# Where to start? - Starting your own screen printing business



## dfb productions (Aug 2, 2006)

does anyone own their own s/p business? if so how'd you start? I've been designing artwork professionally for 3 yrs now, and i want to get into the print side of things. i just have little to no knowledge of where to start. id like to get small press and see how that goes, but im leaary of the startup cost to start a business like this. any info or ideas will help me a lot. thanks for your time and help. mike


----------



## Squirts (Feb 17, 2006)

dfb productions said:


> does anyone own their own s/p business? if so how'd you start? I've been designing artwork professionally for 3 yrs now, and i want to get into the print side of things. i just have little to no knowledge of where to start. id like to get small press and see how that goes, but im leaary of the startup cost to start a business like this. any info or ideas will help me a lot. thanks for your time and help. mike


 Theres quite a few posts about different Start-up Kits that are available... Theres a wide range of prices...
If its really something you want to do/learn then find one within your budget and start learning... Once you do experience will teach you quickly what you really want or need and at least you'll be bringing in money to help instead of only digging in your pocket... As you and your business grow you'll be expanding and upgrading equipment, as the needs of your business make themselves known...
Over a period of time I have spent an awfull lot of money on better equipment and higher volume.... however not once have i had to go back into my pocket to do so... Good Luck and Welcome to the Wonderfull World of Screen Printing....LOL


----------



## FTWear (Feb 12, 2006)

Squirts said:


> Welcome to the Wonderfull World of Screen Printing....LOL


 That 'LOL' on the end is really encouraging Squirts!

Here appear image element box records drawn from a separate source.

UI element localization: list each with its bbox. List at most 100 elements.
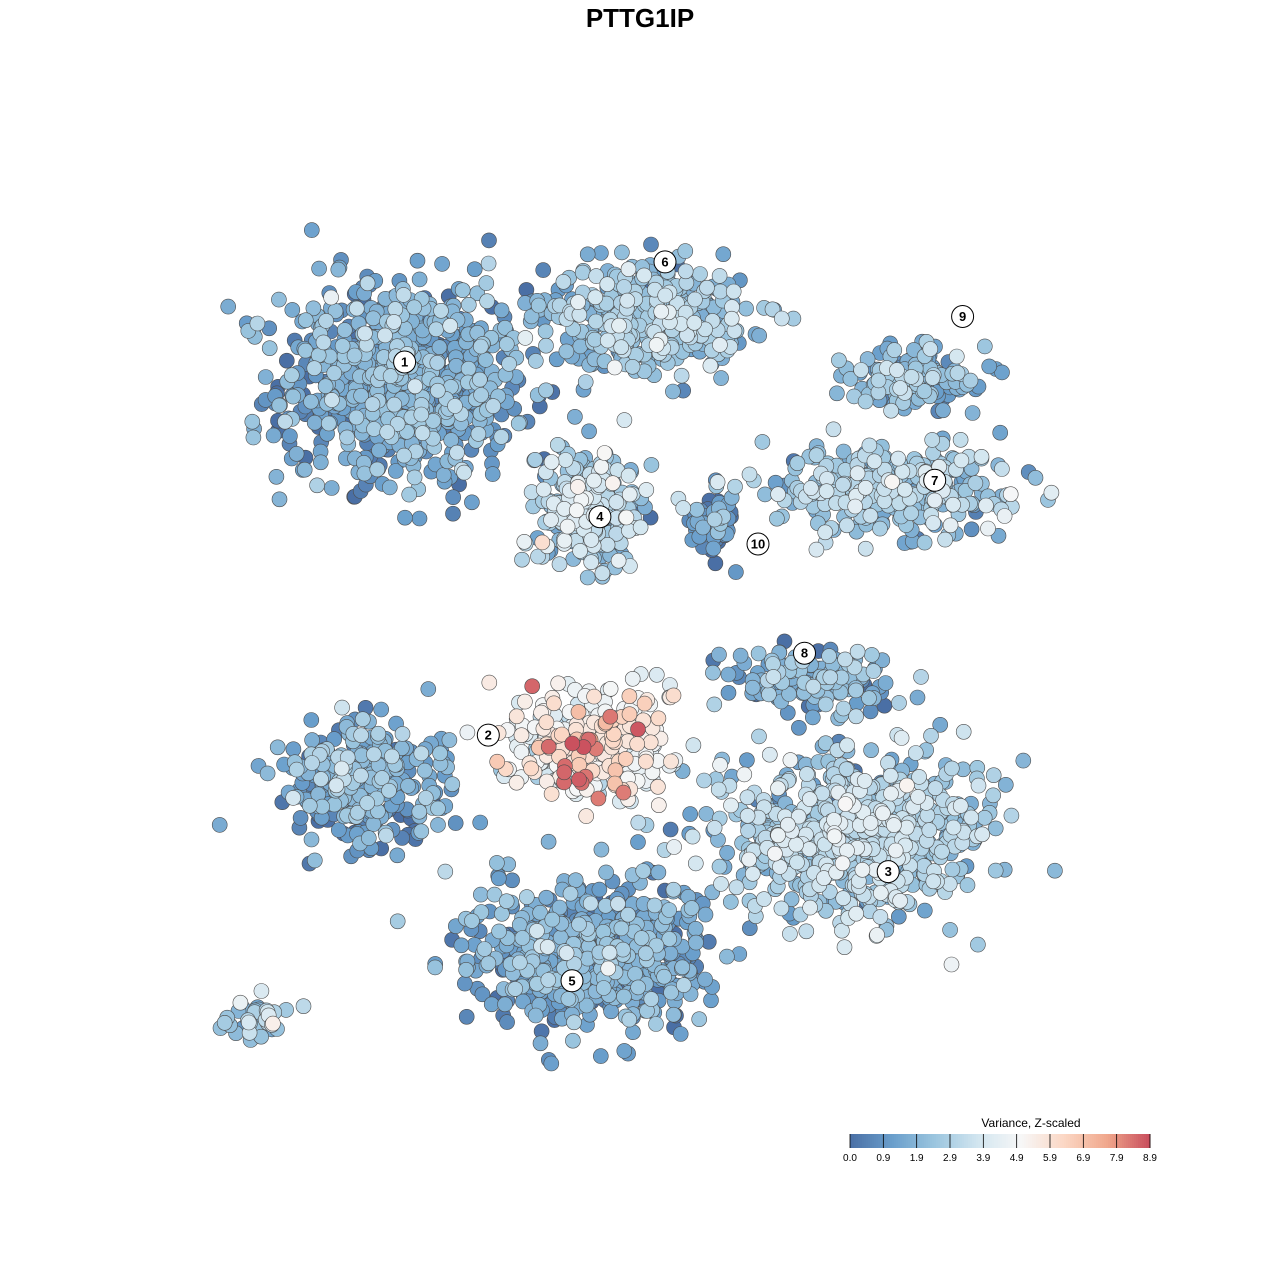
cell-point bbox=[312, 454, 329, 471]
cell-point bbox=[723, 310, 740, 327]
cell-point bbox=[241, 1014, 257, 1031]
cell-point bbox=[400, 778, 416, 794]
cell-point bbox=[473, 387, 489, 403]
cell-point bbox=[445, 489, 462, 506]
cell-point bbox=[903, 505, 919, 522]
cell-point bbox=[791, 719, 807, 736]
cell-point bbox=[590, 790, 607, 807]
cluster-label-text: 7 bbox=[931, 473, 938, 488]
cell-point bbox=[754, 434, 771, 450]
cell-point bbox=[489, 753, 506, 770]
cell-point bbox=[564, 735, 581, 752]
colorbar-tick-label: 3.9 bbox=[976, 1153, 990, 1164]
cell-point bbox=[285, 790, 302, 806]
cell-point bbox=[591, 881, 608, 898]
cell-point bbox=[328, 777, 345, 794]
cell-point bbox=[339, 429, 355, 446]
cell-point bbox=[942, 517, 959, 534]
cell-point bbox=[407, 378, 423, 395]
cell-point bbox=[577, 374, 594, 390]
cell-point bbox=[770, 486, 786, 503]
cluster-label-text: 1 bbox=[401, 355, 408, 370]
cell-point bbox=[336, 322, 353, 338]
cell-point bbox=[636, 267, 652, 284]
cell-point bbox=[611, 317, 627, 334]
cell-point bbox=[944, 861, 961, 878]
cluster-label-text: 8 bbox=[801, 646, 808, 661]
cell-point bbox=[353, 727, 369, 744]
cell-point bbox=[992, 424, 1009, 441]
cell-point bbox=[578, 808, 595, 824]
cell-point bbox=[686, 314, 703, 331]
cell-point bbox=[889, 362, 905, 378]
cell-point bbox=[893, 730, 910, 746]
cell-point bbox=[985, 767, 1002, 784]
cell-point bbox=[883, 785, 899, 802]
cell-point bbox=[994, 461, 1010, 477]
cell-point bbox=[732, 647, 749, 664]
cell-point bbox=[825, 421, 842, 438]
cell-point bbox=[870, 372, 887, 389]
colorbar-tick-label: 4.9 bbox=[1010, 1153, 1024, 1164]
cell-point bbox=[377, 327, 393, 344]
cell-point bbox=[474, 986, 491, 1003]
cell-point bbox=[369, 461, 386, 478]
cell-point bbox=[557, 452, 574, 468]
cell-point bbox=[976, 338, 993, 355]
cell-point bbox=[804, 709, 821, 726]
cell-point bbox=[663, 753, 679, 770]
cell-point bbox=[884, 474, 900, 490]
cell-point bbox=[980, 520, 996, 537]
cell-point bbox=[257, 369, 274, 385]
cell-point bbox=[601, 944, 618, 961]
cell-point bbox=[330, 261, 347, 278]
cell-point bbox=[899, 777, 915, 794]
cell-point bbox=[817, 696, 834, 713]
cell-point bbox=[687, 291, 703, 308]
cell-point bbox=[750, 645, 767, 662]
cell-point bbox=[751, 327, 768, 344]
cell-point bbox=[535, 481, 552, 498]
cell-point bbox=[706, 511, 723, 528]
cell-point bbox=[978, 497, 994, 514]
cell-point bbox=[715, 246, 732, 262]
cell-point bbox=[803, 480, 819, 496]
cell-point bbox=[1047, 862, 1063, 879]
cell-point bbox=[801, 791, 818, 807]
cell-point bbox=[555, 273, 572, 290]
cell-point bbox=[603, 1003, 619, 1020]
cell-point bbox=[706, 820, 723, 836]
cell-point bbox=[952, 798, 969, 814]
cell-point bbox=[387, 463, 404, 479]
cell-point bbox=[865, 663, 882, 679]
cell-point bbox=[449, 444, 465, 461]
cell-point bbox=[586, 472, 602, 489]
cell-point bbox=[630, 721, 646, 738]
cell-point bbox=[769, 510, 785, 527]
cell-point bbox=[570, 294, 586, 310]
cell-point bbox=[650, 778, 666, 795]
cluster-label-text: 5 bbox=[568, 973, 575, 988]
cell-point bbox=[835, 476, 851, 493]
cell-point bbox=[599, 536, 616, 553]
cell-point bbox=[890, 908, 907, 925]
cell-point bbox=[987, 820, 1004, 837]
cell-point bbox=[460, 360, 477, 377]
cell-point bbox=[540, 833, 557, 850]
cell-point bbox=[648, 666, 665, 683]
cell-point bbox=[648, 337, 665, 353]
cell-point bbox=[364, 396, 381, 413]
cell-point bbox=[650, 864, 667, 881]
cell-point bbox=[306, 360, 323, 377]
cell-point bbox=[821, 648, 837, 664]
cell-point bbox=[924, 432, 941, 448]
cell-point bbox=[921, 822, 938, 838]
cell-point bbox=[697, 906, 714, 923]
cell-point bbox=[630, 814, 647, 831]
cell-point bbox=[493, 302, 510, 319]
cell-point bbox=[673, 367, 690, 384]
cell-point bbox=[710, 781, 727, 798]
cell-point bbox=[282, 428, 298, 444]
cell-point bbox=[698, 806, 715, 822]
cell-point bbox=[722, 894, 739, 910]
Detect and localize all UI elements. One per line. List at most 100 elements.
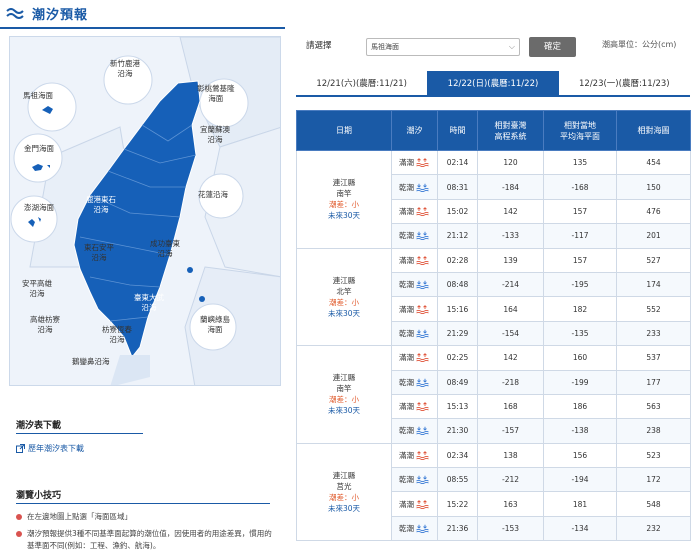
- time-cell: 08:31: [437, 174, 478, 200]
- tab-day-1[interactable]: 12/21(六)(農曆:11/21): [316, 79, 407, 89]
- zone-label-penghu[interactable]: 澎湖海面: [24, 203, 54, 212]
- tide-type-cell: 乾潮: [391, 223, 438, 249]
- time-cell: 21:30: [437, 418, 478, 444]
- forecast-30-days-link[interactable]: 未來30天: [327, 503, 361, 513]
- page-header: 潮汐預報: [6, 2, 88, 24]
- msl-cell: -135: [543, 320, 617, 347]
- table-row: 連江縣 南竿 潮差：小 未來30天 滿潮 02:14 120 135 454: [296, 149, 691, 249]
- twvd-cell: 163: [477, 491, 544, 517]
- high-tide-icon: [416, 158, 429, 168]
- time-cell: 08:55: [437, 467, 478, 493]
- zone-label-tainan[interactable]: 東石安平 沿海: [84, 243, 114, 262]
- table-row: 連江縣 北竿 潮差：小 未來30天 滿潮 02:28 139 157 527: [296, 247, 691, 347]
- zone-label-hsinchu[interactable]: 新竹鹿港 沿海: [110, 59, 140, 78]
- chart-datum-cell: 563: [616, 393, 691, 420]
- table-row: 滿潮 15:16 164 182 552: [297, 296, 691, 322]
- table-row: 連江縣 南竿 潮差：小 未來30天 滿潮 02:25 142 160 537: [296, 345, 691, 444]
- table-row: 連江縣 莒光 潮差：小 未來30天 滿潮 02:34 138 156 523: [296, 442, 691, 542]
- time-cell: 02:14: [437, 149, 478, 176]
- zone-label-hualien[interactable]: 花蓮沿海: [198, 190, 228, 199]
- zone-label-chenggong[interactable]: 成功臺東 沿海: [150, 239, 180, 258]
- tide-range-link[interactable]: 潮差：小: [329, 200, 359, 210]
- tide-type-cell: 滿潮: [391, 247, 438, 273]
- chevron-down-icon: ⌵: [508, 42, 515, 51]
- low-tide-icon: [416, 280, 429, 290]
- forecast-30-days-link[interactable]: 未來30天: [327, 308, 361, 318]
- forecast-30-days-link[interactable]: 未來30天: [327, 406, 361, 416]
- time-cell: 15:13: [437, 393, 478, 420]
- time-cell: 08:49: [437, 369, 478, 395]
- twvd-cell: 168: [477, 393, 544, 420]
- msl-cell: -134: [543, 515, 617, 542]
- zone-label-kinmen[interactable]: 金門海面: [24, 144, 54, 153]
- confirm-button[interactable]: 確定: [529, 37, 576, 57]
- zone-label-anping[interactable]: 安平高雄 沿海: [22, 279, 52, 298]
- chart-datum-cell: 172: [616, 467, 691, 493]
- time-cell: 02:34: [437, 442, 478, 469]
- zone-label-kaohsiung[interactable]: 高雄枋寮 沿海: [30, 315, 60, 334]
- chart-datum-cell: 552: [616, 296, 691, 322]
- tide-type-cell: 乾潮: [391, 369, 438, 395]
- tide-range-link[interactable]: 潮差：小: [329, 492, 359, 502]
- tide-type-cell: 滿潮: [391, 393, 438, 420]
- twvd-cell: 138: [477, 442, 544, 469]
- station-town: 南竿: [336, 384, 352, 394]
- unit-label: 潮高單位：公分(cm): [602, 40, 677, 49]
- tide-type-cell: 乾潮: [391, 515, 438, 542]
- twvd-cell: -153: [477, 515, 544, 542]
- tide-range-link[interactable]: 潮差：小: [329, 297, 359, 307]
- twvd-cell: 142: [477, 345, 544, 371]
- table-row: 滿潮 15:13 168 186 563: [297, 393, 691, 420]
- msl-cell: 157: [543, 198, 617, 225]
- low-tide-icon: [416, 427, 429, 436]
- chart-datum-cell: 233: [616, 320, 691, 347]
- zone-label-changbei[interactable]: 彰桃鶯基隆 海面: [197, 84, 235, 103]
- twvd-cell: -218: [477, 369, 544, 395]
- zone-label-matsu[interactable]: 馬祖海面: [23, 91, 53, 100]
- zone-select[interactable]: 馬祖海面 ⌵: [366, 38, 520, 56]
- zone-label-oluanpi[interactable]: 鵝鑾鼻沿海: [72, 357, 110, 366]
- msl-cell: 186: [543, 393, 617, 420]
- select-label: 請選擇: [306, 41, 332, 51]
- zone-label-yilan[interactable]: 宜蘭蘇澳 沿海: [200, 125, 230, 144]
- station-cell: 連江縣 南竿 潮差：小 未來30天: [296, 345, 392, 444]
- table-row: 乾潮 21:29 -154 -135 233: [297, 320, 691, 347]
- station-town: 南竿: [336, 189, 352, 199]
- msl-cell: 135: [543, 149, 617, 176]
- header-divider: [0, 27, 285, 29]
- tab-day-2[interactable]: 12/22(日)(農曆:11/22): [427, 71, 559, 95]
- msl-cell: 160: [543, 345, 617, 371]
- time-cell: 15:16: [437, 296, 478, 322]
- twvd-cell: -184: [477, 174, 544, 200]
- taiwan-map-graphic: [10, 37, 280, 385]
- twvd-cell: -212: [477, 467, 544, 493]
- station-cell: 連江縣 莒光 潮差：小 未來30天: [296, 442, 392, 542]
- msl-cell: -195: [543, 271, 617, 298]
- download-divider: [16, 433, 143, 434]
- forecast-30-days-link[interactable]: 未來30天: [327, 211, 361, 221]
- msl-cell: 157: [543, 247, 617, 273]
- tide-zone-map[interactable]: 新竹鹿港 沿海 彰桃鶯基隆 海面 馬祖海面 金門海面 澎湖海面 宜蘭蘇澳 沿海 花蓮沿…: [9, 36, 281, 386]
- zone-label-lanyu[interactable]: 蘭嶼綠島 海面: [200, 315, 230, 334]
- table-row: 滿潮 15:22 163 181 548: [297, 491, 691, 517]
- high-tide-icon: [416, 353, 429, 363]
- zone-label-chiayi[interactable]: 鹿港東石 沿海: [86, 195, 116, 214]
- table-row: 乾潮 08:55 -212 -194 172: [297, 467, 691, 493]
- col-tide: 潮汐: [391, 110, 438, 151]
- zone-select-value: 馬祖海面: [371, 43, 399, 51]
- twvd-cell: 164: [477, 296, 544, 322]
- time-cell: 02:25: [437, 345, 478, 371]
- chart-datum-cell: 174: [616, 271, 691, 298]
- twvd-cell: -214: [477, 271, 544, 298]
- zone-label-taitung[interactable]: 臺東大武 沿海: [134, 293, 164, 312]
- twvd-cell: 139: [477, 247, 544, 273]
- high-tide-icon: [416, 402, 429, 412]
- zone-label-fangliao[interactable]: 枋寮恆春 沿海: [102, 325, 132, 344]
- download-history-link[interactable]: 歷年潮汐表下載: [16, 443, 84, 454]
- high-tide-icon: [416, 499, 429, 509]
- download-history-label: 歷年潮汐表下載: [28, 444, 84, 453]
- tide-range-link[interactable]: 潮差：小: [329, 395, 359, 405]
- col-twvd: 相對臺灣 高程系統: [477, 110, 544, 151]
- tide-type-cell: 滿潮: [391, 442, 438, 469]
- tab-day-3[interactable]: 12/23(一)(農曆:11/23): [579, 79, 670, 89]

dfb, I agree with Squirts. The best thing you can do is first of all become screen printing savvy. Comb the forums (this place is the best information resource on the net!) and read up. Write stuff down you didn't know. Then look into starter kits and try it out. There's no better way to do it than by experimenting like crazy!

Good luck 

Annie


----------



## SeasonEnds (Sep 9, 2007)

Apprentice or volunteer at a local screen printing company. Not only will you not have to pay $1000 to figure out if you like it or not, but you will learn how to do it, and likely even learn how to run parts of the business.


----------



## tjmollahan (May 18, 2012)

I built a site for Roger Jennings who has been in the industry for years and provides free instructions. I don't know if I can link to it so google "screenprintingbiz.com" and and it should come up.


----------



## SouthernSwag (May 22, 2012)

Lots of good advice. Find out if you want to do it before buying equipment. Starting out small sounds like a great idea, until you start getting some biz. Then you realize your under equipped and overwhelmed. Plus you waste money on equipment that will get pushed to side for better stuff. I am not saying buy the best out of the gate, but do spend a little more and get some medium grade equip. Good luck with your endeavors and to anyone else that gets in to printing.


----------



## jejenkins0716 (Nov 27, 2012)

I'm also new to this business and trying to grasp where I should begin in getting one started. There are a very few screen printing companies in my area, so where do I go from here.


----------